もう一度イヤフォンを耳につけて、音楽を聴きながら夕飯のために料理をはじめる。

あらかじめ戻しておいた干し椎茸や、玉ねぎや豚肉などを切り、「初心者のための台湾料理」という料理本を見ながらルーローハンを作る。

シナモンの強い香りのする五香粉を取り出すと、3年前の秋に1人で訪れた台湾の街の香りがした。

思いたったらすぐに外国に旅することができたあのころが、今は遠い昔のことのように思える。傷心旅行というには楽しすぎたあの数日間。あれは紛れもなく私が多くの何かを失った結果に得られたものではなかったか。

耳の奥では宇多田ヒカルが「今夜のことは誰にも言わない」「遠回りには色気が無い」と歌っていた。

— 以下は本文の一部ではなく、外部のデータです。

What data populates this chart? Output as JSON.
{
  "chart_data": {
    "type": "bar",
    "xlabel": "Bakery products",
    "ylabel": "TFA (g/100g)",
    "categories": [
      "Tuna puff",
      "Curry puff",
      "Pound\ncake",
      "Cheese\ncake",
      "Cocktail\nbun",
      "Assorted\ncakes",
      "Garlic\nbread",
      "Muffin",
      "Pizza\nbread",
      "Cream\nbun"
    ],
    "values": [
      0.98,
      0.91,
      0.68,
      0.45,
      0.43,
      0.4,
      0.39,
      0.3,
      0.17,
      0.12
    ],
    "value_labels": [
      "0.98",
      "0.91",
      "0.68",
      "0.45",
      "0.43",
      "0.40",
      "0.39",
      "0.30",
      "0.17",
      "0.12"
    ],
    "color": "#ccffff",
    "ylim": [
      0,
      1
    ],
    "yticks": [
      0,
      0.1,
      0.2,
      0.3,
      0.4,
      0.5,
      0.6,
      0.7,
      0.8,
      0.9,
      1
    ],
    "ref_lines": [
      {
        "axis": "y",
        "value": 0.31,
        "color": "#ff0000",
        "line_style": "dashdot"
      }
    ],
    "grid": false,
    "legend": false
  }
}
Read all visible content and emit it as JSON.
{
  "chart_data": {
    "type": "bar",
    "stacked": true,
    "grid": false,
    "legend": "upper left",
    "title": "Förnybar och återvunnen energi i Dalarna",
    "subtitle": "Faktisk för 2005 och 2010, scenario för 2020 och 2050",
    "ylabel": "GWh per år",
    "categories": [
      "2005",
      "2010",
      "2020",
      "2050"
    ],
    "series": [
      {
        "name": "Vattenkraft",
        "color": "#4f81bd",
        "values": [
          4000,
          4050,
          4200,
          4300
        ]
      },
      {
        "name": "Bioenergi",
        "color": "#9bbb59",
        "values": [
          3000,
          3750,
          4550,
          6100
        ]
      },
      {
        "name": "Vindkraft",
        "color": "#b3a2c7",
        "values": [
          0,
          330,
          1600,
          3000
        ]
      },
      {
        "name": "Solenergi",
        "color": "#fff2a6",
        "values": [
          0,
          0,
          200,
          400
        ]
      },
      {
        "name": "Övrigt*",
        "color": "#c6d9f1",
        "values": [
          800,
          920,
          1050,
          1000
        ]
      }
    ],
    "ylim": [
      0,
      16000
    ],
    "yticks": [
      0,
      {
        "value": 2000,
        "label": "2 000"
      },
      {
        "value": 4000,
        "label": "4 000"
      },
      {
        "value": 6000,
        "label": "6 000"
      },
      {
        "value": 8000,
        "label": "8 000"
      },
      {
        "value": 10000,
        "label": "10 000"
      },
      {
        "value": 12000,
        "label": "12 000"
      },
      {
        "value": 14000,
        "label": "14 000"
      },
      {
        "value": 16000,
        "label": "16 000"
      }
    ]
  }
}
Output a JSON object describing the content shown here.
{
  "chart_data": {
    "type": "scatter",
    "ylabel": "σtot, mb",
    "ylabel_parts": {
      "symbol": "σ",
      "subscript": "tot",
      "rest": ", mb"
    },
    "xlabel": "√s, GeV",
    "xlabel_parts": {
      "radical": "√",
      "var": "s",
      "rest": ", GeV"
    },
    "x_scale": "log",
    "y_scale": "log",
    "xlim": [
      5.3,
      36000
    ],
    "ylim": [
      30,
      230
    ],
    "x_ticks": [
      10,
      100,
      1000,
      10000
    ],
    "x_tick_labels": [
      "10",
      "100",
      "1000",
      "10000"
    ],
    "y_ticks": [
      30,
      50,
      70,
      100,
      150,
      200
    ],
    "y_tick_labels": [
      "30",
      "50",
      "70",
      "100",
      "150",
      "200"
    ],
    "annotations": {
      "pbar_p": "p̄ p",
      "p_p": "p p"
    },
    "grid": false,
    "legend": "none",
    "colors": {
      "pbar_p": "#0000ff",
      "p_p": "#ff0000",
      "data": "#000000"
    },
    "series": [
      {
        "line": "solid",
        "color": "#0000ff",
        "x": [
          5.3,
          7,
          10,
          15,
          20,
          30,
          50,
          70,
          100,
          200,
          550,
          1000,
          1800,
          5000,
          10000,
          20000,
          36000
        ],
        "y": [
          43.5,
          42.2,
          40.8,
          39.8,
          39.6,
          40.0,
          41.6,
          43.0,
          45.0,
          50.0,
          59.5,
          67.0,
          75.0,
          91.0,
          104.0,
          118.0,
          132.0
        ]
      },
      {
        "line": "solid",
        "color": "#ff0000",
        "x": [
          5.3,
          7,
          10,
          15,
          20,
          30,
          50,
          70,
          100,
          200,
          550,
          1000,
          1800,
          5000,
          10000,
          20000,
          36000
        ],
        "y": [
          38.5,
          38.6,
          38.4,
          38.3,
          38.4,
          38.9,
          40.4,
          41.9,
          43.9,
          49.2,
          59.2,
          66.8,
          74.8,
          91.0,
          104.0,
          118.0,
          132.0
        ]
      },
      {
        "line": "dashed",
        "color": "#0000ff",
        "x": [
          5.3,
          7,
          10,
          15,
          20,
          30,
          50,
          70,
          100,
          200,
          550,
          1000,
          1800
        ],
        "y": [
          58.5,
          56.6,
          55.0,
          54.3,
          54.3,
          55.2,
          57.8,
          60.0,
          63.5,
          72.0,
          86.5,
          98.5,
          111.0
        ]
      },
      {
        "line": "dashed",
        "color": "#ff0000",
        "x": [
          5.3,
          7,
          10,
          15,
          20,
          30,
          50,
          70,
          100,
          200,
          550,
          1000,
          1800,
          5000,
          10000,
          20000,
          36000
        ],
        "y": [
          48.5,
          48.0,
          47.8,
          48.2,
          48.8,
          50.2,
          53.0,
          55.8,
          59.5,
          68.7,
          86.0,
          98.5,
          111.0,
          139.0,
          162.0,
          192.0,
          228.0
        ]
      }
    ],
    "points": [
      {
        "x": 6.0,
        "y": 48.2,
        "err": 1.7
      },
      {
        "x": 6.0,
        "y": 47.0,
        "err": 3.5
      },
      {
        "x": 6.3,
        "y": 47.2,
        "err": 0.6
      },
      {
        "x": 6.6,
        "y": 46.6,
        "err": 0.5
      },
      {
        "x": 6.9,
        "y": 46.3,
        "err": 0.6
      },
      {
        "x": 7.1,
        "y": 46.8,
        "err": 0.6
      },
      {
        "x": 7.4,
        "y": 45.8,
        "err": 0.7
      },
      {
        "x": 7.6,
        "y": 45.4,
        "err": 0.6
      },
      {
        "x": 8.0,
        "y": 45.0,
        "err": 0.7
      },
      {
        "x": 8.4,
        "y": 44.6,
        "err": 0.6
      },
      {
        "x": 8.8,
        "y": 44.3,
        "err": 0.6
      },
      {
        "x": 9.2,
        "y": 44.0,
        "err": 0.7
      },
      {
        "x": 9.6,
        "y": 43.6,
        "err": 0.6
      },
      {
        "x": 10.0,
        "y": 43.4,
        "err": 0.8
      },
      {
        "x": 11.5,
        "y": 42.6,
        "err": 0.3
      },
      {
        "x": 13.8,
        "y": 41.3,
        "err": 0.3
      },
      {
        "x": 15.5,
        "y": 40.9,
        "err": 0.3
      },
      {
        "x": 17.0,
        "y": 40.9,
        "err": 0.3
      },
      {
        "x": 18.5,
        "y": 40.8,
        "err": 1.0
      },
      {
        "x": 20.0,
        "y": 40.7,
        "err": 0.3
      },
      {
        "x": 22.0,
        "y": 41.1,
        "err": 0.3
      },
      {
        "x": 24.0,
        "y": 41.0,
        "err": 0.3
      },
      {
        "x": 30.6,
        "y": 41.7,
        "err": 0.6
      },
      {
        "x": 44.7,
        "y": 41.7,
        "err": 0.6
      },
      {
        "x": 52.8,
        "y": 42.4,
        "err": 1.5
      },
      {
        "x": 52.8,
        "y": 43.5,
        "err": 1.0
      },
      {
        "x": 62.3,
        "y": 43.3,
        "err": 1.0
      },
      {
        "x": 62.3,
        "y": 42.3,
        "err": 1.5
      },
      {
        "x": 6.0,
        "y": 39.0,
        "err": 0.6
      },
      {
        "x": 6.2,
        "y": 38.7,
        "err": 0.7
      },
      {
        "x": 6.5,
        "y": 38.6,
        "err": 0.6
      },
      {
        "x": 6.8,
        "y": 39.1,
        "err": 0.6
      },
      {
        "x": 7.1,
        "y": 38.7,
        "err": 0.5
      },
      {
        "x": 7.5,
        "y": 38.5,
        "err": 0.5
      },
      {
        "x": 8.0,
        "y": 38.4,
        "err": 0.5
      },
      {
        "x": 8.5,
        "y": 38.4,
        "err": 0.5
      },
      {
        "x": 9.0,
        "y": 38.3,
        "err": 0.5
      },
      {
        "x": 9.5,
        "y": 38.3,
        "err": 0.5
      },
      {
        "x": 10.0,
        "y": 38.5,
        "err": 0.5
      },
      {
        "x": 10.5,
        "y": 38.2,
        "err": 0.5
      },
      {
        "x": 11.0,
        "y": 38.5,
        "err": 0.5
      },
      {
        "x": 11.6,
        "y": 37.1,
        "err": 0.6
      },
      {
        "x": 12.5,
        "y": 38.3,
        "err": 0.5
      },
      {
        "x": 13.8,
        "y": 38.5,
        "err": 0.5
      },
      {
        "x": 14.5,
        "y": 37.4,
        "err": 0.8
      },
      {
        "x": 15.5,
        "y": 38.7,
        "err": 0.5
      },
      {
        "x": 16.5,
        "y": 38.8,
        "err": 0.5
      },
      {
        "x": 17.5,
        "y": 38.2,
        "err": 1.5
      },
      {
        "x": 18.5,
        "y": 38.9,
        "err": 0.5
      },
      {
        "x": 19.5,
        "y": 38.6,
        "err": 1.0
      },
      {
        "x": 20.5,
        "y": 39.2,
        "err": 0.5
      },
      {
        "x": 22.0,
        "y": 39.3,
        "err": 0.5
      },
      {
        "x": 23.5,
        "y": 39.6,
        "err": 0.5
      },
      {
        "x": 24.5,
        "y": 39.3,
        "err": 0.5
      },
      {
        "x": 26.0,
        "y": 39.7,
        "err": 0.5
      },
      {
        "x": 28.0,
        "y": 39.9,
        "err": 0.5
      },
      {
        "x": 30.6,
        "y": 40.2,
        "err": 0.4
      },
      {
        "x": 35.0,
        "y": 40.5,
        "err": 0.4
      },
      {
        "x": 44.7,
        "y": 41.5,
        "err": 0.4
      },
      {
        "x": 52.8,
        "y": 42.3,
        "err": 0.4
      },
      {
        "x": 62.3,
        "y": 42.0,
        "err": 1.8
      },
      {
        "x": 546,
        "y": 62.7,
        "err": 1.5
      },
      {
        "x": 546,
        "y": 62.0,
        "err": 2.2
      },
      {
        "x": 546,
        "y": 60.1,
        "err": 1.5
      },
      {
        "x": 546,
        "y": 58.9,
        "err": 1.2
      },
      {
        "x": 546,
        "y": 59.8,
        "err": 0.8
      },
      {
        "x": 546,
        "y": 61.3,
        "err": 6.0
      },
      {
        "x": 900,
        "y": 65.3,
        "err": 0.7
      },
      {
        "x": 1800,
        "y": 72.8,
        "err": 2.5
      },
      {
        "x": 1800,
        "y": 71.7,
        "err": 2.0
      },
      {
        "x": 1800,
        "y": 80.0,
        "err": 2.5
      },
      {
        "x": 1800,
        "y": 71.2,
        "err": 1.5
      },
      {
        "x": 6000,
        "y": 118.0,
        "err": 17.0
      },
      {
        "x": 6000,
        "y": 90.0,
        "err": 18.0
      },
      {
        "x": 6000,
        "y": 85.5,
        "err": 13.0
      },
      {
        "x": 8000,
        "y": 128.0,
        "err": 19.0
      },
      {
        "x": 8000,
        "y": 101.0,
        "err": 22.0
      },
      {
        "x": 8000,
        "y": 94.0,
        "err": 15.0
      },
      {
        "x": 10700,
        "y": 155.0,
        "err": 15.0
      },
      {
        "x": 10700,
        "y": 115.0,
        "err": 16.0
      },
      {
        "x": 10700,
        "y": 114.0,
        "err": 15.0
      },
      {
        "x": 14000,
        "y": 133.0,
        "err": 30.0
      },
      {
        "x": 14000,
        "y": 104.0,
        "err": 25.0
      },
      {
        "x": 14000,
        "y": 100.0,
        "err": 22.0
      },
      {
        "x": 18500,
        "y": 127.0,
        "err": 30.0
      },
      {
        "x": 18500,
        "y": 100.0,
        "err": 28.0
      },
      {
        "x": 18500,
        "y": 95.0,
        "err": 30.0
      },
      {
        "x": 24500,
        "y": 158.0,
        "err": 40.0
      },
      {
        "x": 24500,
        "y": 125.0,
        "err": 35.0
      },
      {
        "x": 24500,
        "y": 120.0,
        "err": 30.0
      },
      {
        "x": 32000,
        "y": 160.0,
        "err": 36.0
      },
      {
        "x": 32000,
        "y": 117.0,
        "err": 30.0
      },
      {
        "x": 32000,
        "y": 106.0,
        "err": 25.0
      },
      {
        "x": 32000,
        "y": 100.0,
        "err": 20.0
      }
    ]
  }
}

誰にも言えないような滑稽な夜を過ごしたこともある。いつも遠回りではなく一番の近道で多くの結果を出したいと奮闘したかつての自分を思い浮かべる。

いいや、今だって本当は私は何も変わってはいないのではないだろうか。

玉ねぎのせいか、センチメンタルな春の季節のせいか、不覚にもまた目に涙が溢れた。
この胸の奥にある苦しさはいつになったら消えるのだろうか。きっと消えてなくなる必要はないのだ。これが、今の自分自身だ。

そう思った瞬間、目の前の何もかもが鮮やかで何か息を吹き返したような心地がした。豚肉は真っ黒な海の中で、柔らかに泳いでいた。
パクチーはまだまだ苦手だから、少しだけにしておこう。今夜はせっかくだから特別なワインも空けておこう。